As always Paul’s lamb tagine was splendid—he made it with preserved lemons and prunes; a recipe he’d learned during the very formative two years he’d spent in Morocco in his midtwenties.
That was back in the early 1980s—when, after graduating from Parsons in New York and trying to make an early go of it as an artist in the then-still-demimonde world of lower Manhattan, he decided that a radical change of scene was required. Through the careers office at Parsons he learned that an art school in Casablanca was looking for an instructor in drawing. A two-year contract. Three thousand dollars a year, plus a little apar
tment near the school.
“They told me it was probably the best art school in Morocco,” he said during one of our early dinner dates. “But that wasn’t saying much. Still, they said it would give me the chance to live somewhere exotic, escape the workaday world, travel, and get a considerable amount of my own work done under that white-hot North African sun.”
So Paul quit his job and took the cramped overnight flight to Casablanca, and hated everything about the place on sight. In no way resembling the fabled, mythic city of the movie, he described it as sprawling, concrete, ugly. The art school turned out to be second-rate, the staff demoralized, the students largely untalented.
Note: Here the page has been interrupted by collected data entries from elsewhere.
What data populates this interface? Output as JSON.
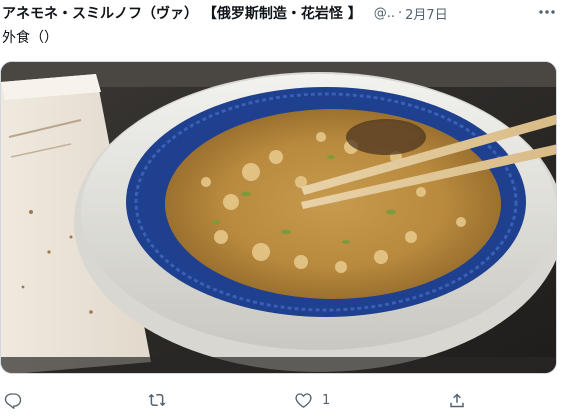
{
  "tweet": {
    "display_name": "アネモネ・スミルノフ（ヴァ） 【俄罗斯制造・花岩怪 】",
    "handle": "@..",
    "separator": "·",
    "date": "2月7日",
    "text": "外食（）"
  },
  "media": {
    "icon": "photo-noodle-soup"
  },
  "actions": {
    "reply": {
      "icon": "reply-icon"
    },
    "retweet": {
      "icon": "retweet-icon"
    },
    "like": {
      "icon": "heart-icon",
      "count": "1"
    },
    "share": {
      "icon": "share-icon"
    }
  },
  "colors": {
    "text": "#0f1419",
    "secondary": "#536471",
    "border": "#cfd9de"
  }
}
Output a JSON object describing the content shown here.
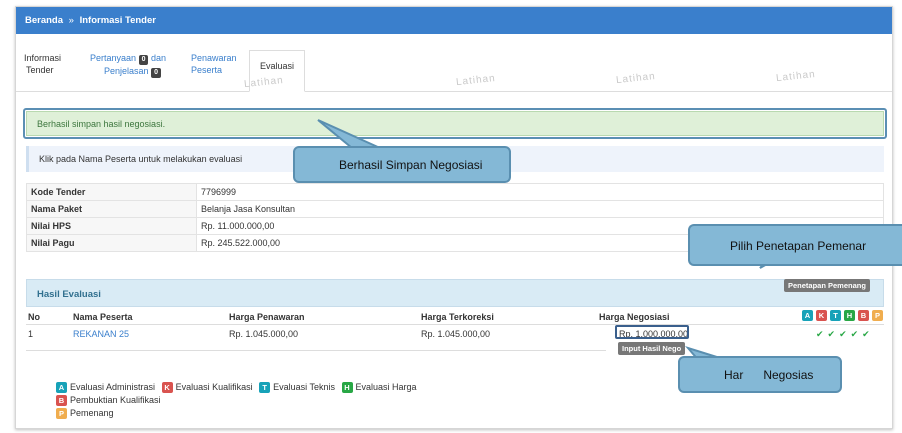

“I had very few friends at the beginning—outside of a Franco-Moroccan artist named Romain Ben Hassan, who was a talented abstract expressionist as well as a budding alcoholic. But it was Romain who got me a French teacher and forced me to speak with him all the time in the language of everyone around me. And it was Romain who got me to stop feeling sorry for myself, and let me into his social circle of local and expatriate artists. He also forced me to get on with my own work.”
By the end of his first year, Paul had found a life for himself in Casablanca. He had a circle of fellow artists—Moroccan and expatriate—with whom he hung out. He had one or two students whom he thought promising. Most of all he worked rigorously on an amazing portfolio of lithographs and line drawings that chronicled his quarter of Casablanca. Though the art school wanted him to stay on he used this portfolio—which he called “The White City”—to get himself a gallery in New York and to start looking for teaching work. While on a three-week break between school terms, he headed south to a walled seaside city called Essaouira. “Like going back to the Middle Ages and landing yourself in the ultimate artist’s colony.”